Rumah tahan gempa yang dirancang oleh tim dari ITS ini terbilang murah. Rumah tipe 36 dengan satu lantai dapat dihargai Rp50 juta. Sementara rumah tipe 36 yang dibangun dengan dua lantai berharga Rp90 juta. Hebatnya, bangunan tempat tinggal ini dapat dibangun hanya dalam tiga hingga empat hari saja. Karena menggunakan konstruksi pracetak, jadi bangunannya semacam knockdown. Semua komponen dan sambungannya sudah difabrikasi dengan mutu yang terjamin dan siap dikirim ke lapangan sesuai dengan modul rumah tertentu. Semua komponen rumah sudah bisa diproduksi di pabrik menggunakan modul tertentu. "Cetakan juga sudah tersedia dan bisa diproduksi massal, seperti cetakan kue untuk setiap jenis kue dan bisa dipakai berulang-ulang."

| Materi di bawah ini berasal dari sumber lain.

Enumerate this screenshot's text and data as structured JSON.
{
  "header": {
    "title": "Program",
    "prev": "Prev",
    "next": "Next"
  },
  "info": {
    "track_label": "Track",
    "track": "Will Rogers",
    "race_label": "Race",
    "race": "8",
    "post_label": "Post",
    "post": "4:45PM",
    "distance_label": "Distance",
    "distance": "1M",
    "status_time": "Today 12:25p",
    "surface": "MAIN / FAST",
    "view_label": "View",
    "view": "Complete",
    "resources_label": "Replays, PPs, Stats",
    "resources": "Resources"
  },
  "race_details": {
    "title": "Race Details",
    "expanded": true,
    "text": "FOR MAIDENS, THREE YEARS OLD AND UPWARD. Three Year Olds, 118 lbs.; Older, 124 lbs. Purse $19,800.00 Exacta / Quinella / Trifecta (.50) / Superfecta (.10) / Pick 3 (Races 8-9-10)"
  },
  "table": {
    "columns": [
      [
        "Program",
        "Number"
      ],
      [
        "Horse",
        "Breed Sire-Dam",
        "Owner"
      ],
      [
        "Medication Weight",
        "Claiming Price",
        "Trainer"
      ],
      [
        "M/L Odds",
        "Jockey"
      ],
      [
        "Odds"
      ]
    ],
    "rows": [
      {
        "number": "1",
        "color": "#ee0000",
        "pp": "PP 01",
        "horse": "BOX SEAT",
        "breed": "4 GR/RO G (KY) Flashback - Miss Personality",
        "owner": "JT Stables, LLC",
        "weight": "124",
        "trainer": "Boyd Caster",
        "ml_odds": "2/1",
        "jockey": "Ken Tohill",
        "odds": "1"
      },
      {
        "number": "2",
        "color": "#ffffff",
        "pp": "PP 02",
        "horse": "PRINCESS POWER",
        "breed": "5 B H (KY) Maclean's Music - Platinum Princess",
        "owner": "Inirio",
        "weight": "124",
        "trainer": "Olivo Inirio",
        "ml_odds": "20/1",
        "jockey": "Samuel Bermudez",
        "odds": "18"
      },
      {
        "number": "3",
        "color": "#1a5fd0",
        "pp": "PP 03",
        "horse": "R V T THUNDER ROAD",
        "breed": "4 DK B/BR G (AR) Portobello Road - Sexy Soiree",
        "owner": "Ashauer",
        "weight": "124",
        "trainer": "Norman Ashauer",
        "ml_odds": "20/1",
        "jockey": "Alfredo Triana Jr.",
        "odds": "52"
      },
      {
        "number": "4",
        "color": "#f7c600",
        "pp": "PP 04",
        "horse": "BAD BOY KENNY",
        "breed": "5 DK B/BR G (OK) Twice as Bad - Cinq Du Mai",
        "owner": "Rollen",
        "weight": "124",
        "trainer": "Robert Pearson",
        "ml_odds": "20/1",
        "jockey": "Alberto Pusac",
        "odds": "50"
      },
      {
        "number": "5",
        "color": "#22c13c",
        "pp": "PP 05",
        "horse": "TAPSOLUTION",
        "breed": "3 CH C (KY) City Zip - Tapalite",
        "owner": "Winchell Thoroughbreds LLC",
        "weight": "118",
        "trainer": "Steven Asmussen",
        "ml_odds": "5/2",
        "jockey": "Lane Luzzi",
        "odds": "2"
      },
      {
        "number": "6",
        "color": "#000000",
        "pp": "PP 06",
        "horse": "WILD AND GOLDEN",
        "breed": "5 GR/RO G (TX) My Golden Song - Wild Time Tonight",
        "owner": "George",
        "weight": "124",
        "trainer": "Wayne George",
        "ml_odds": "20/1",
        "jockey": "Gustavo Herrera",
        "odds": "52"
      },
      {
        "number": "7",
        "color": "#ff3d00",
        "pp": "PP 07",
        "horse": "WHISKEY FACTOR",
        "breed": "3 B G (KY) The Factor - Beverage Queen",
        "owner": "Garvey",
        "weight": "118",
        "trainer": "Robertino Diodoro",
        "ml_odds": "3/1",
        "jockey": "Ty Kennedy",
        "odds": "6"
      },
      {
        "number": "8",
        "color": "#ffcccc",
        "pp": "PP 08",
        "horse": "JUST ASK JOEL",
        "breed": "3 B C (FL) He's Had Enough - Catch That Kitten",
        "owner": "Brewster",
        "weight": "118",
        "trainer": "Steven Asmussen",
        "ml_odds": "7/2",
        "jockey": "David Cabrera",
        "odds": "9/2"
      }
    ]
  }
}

Sebuah rumah membutuhkan satu set komponen struktur dan sambungan. Di lapangan, komponen-komponen dan sambungan itu tinggal dirakit sesuai dengan petunjuknya. "Petunjuk tahapdemi-tahap sudah tersedia lengkap, sehingga di lapangan tak diperlukan insinyur," kata Tavio. Pembangunan rumah cukup diawasi oleh orang yang mengerti cara membaca gambar dan petunjuk instalasinya, serta tukang atau buruh yang kuat. Karena itulah biaya pembangunan rumah ini menjadi sangat murah. Sistem ini akan sangat ekonomis bila dilakukan secara massal. Semakin banyak akan semakin murah dan cepat dalam sekali pembangunan," imbuh Tavio.

Lebih Baik Mencegah

Indonesia sudah memiliki cukup banyak pengalaman pahit terkait gempa dan risikonya. Gempa yang terjadi di Padang, Sumatera Barat beberapa waktu lalu hanya salah satu contohnya. Akibat gempat tersebut, ratusan jiwa melayang serta banyak bangunan roboh dan rusak parah. Untuk menghindari terjadinya hal serupa, antisipasi perlu dilakukan. "Penyediaan rumah dan

bangunan tahan gempa sebaiknya dan sudah seharusnya dilakukan sebelum bencana terjadi. Karena mencegah akan jauh lebih murah daripada mengobati. Kita berharap bangunan tahan gempa bisa menjadi prioritas di Indonesia. Yang terpenting adalah, masyarakat di Tanah Air bisa merasakan kehadiran rumah ini sebagai simbol dari karya bangsa sendiri, yang akan membawa perubahan pada kesejahteraan bangsa kita.